I’m a bit unclear. You’re saying it randomly becomes unavailable and you see those messages? Then later you fix it by deleting it and recreating it?

Or are you saying it randomly becomes unavailable and when deleting and recreating the bucket, you see those messages?

Note that bucket delete/recreate propagates asynchronously through the cluster to things, so some messages about not being able to connect, while not great, may happen and things should recover with a little bit of time after bucket creation. Effectively, bucket deletion/creation isn’t expected to be a short period of time kind of thing.


#3

Bucket randomly becomes unavailable, our service search against Couchbase fails and I see error in our log {“code”:12003,“msg”:"Keyspace not found keyspace Nuance…}.
We do not monitor Couchbase logs. I tried to examine those today hoping to see event which triggered the failure…
Before our support techs did reboot the server and it usually fixed the issue. At some point reboot did not help, so they reverted to stop our service, delete and create bucket again and this fixed the issue about 3 times already.
Our setup for this customer is pretty simple: one Couchbase server per our service running on the same box, so basically there is no cluster per say…
If I browse through 10 query.log files I see hundreds of errors similar to:

2018-04-25T12:25:55.725-07:00 [Error] common.ClusterAuthUrl(): CBAuth database is stale: last reason: dial tcp 127.0.0.1:8091: ConnectEx tcp: No connection could be made because the target machine actively refused it.
2018-04-24T01:22:43.880-07:00 [Error] common.ClusterAuthUrl(): CBAuth database is stale: last reason: dial tcp 127.0.0.1:8091: ConnectEx tcp: No connection could be made because the target machine actively refused it.
2018-04-23T17:40:17.844-07:00 [Error] common.ClusterAuthUrl(): CBAuth database is stale: last reason: dial tcp 127.0.0.1:8091: ConnectEx tcp: No connection could be made because the target machine actively refused it.

#4

@ingenthr Hi Matt, any suggestions on what to look for in Couchbase logs to track down the issue? or maybe you or your team could review logs I got? thx


#5

Apologies for the long delay in reply, I’ve been traveling a bit. I’d start with the error.log and then maybe debug.log (see the docs for the location on your platform). Possible theory: a bug in cbauth in 4.6.1 that has since been fixed?

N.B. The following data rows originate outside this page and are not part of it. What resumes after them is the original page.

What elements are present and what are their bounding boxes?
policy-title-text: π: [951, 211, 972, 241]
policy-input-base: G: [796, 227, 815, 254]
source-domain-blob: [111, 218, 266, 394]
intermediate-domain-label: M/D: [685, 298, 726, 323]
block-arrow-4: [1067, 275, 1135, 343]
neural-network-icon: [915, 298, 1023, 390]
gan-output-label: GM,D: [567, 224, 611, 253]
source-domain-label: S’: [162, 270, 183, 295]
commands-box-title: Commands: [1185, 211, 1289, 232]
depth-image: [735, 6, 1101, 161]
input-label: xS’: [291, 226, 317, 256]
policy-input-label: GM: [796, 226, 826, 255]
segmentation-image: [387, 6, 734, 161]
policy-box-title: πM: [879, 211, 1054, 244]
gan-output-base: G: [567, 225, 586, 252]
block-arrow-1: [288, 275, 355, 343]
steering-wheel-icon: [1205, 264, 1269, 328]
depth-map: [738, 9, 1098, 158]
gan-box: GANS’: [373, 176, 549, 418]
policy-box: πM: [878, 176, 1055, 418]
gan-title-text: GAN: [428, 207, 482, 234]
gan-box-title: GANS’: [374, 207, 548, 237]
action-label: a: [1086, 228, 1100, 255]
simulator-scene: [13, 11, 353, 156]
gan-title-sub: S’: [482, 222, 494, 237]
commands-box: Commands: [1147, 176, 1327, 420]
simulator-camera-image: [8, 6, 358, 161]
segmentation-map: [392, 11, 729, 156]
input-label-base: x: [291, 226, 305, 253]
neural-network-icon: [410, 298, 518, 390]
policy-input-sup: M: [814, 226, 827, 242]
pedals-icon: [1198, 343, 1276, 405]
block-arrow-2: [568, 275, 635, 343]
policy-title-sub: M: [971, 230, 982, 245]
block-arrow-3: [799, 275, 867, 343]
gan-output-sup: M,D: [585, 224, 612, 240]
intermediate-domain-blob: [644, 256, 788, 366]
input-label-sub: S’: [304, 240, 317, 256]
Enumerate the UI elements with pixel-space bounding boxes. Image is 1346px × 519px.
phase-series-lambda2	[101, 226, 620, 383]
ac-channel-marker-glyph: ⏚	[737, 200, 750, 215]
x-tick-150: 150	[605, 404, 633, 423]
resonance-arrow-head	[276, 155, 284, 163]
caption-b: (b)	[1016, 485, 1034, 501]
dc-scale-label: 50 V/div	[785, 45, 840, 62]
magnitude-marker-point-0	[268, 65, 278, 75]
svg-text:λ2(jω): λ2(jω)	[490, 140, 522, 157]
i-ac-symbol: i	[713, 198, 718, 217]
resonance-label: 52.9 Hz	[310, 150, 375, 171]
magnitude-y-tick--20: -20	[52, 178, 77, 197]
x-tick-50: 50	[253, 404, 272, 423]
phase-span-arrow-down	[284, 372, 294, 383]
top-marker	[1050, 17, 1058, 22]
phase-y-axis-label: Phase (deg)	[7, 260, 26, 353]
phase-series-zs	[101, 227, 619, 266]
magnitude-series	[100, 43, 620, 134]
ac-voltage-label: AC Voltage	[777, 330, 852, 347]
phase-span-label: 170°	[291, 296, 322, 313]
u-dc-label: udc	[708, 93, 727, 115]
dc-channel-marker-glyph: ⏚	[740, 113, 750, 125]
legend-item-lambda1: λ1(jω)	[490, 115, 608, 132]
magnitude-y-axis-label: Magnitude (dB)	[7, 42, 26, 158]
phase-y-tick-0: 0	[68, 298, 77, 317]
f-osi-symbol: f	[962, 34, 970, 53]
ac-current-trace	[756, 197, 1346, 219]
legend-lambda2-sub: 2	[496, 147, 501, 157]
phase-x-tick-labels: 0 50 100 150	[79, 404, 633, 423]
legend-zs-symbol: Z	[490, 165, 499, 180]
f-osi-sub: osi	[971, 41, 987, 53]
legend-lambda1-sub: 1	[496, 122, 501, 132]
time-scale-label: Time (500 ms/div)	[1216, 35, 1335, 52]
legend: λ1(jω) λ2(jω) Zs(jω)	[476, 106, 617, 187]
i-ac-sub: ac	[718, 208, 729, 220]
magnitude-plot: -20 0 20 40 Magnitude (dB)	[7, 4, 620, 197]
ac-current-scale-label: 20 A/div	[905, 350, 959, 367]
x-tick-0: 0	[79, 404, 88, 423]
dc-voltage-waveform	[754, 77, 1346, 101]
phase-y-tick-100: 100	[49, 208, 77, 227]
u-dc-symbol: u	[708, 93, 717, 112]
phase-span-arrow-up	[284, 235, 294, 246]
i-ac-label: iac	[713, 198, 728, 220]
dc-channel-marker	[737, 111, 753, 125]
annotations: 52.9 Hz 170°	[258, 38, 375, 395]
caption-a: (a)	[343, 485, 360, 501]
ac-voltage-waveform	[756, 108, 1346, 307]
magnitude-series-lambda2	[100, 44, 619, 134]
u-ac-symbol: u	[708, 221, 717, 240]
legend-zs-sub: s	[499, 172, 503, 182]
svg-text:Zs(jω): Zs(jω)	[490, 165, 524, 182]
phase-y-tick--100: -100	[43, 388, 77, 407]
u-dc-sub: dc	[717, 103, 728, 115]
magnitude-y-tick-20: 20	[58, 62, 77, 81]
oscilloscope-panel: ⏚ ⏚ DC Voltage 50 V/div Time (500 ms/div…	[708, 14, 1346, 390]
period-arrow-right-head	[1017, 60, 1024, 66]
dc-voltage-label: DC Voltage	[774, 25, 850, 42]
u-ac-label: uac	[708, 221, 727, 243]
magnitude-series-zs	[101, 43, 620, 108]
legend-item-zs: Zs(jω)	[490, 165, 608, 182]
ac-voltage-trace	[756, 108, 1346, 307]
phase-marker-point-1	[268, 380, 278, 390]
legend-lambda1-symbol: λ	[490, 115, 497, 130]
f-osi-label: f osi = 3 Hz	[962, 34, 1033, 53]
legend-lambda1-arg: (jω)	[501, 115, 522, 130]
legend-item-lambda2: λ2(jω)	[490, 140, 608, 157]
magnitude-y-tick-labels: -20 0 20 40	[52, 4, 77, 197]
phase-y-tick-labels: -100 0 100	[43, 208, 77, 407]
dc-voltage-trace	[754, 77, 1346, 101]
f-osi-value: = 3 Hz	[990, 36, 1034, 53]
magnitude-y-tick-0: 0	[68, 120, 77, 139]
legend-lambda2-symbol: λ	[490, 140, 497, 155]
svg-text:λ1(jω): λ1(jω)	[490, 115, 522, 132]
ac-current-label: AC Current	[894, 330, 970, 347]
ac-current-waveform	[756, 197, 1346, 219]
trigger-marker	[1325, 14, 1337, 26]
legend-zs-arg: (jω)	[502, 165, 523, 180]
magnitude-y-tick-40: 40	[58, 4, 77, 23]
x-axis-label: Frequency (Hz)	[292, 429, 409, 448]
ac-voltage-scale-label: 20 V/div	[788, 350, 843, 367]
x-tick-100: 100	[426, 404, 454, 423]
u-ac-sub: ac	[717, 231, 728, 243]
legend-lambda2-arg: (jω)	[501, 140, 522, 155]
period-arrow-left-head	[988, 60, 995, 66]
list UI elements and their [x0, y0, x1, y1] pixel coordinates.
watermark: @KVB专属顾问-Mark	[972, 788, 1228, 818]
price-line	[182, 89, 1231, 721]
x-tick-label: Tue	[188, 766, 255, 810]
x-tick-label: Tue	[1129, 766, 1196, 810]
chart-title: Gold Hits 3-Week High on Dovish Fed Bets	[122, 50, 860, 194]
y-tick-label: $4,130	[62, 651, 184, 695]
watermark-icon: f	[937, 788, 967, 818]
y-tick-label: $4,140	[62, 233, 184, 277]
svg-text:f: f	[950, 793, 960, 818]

If you have an enterprise subscription, you may want to contact Couchbase support to have a look at the logs. Log analysis is usually iterative and may have to look at a few components.

I also searched the issues and found that this behavior can be observed owing to defects in prepared statements, fixed in 4.6.4. See MB-26075. Based on that finding, you probably should upgrade to 4.6.4 before doing any more searching.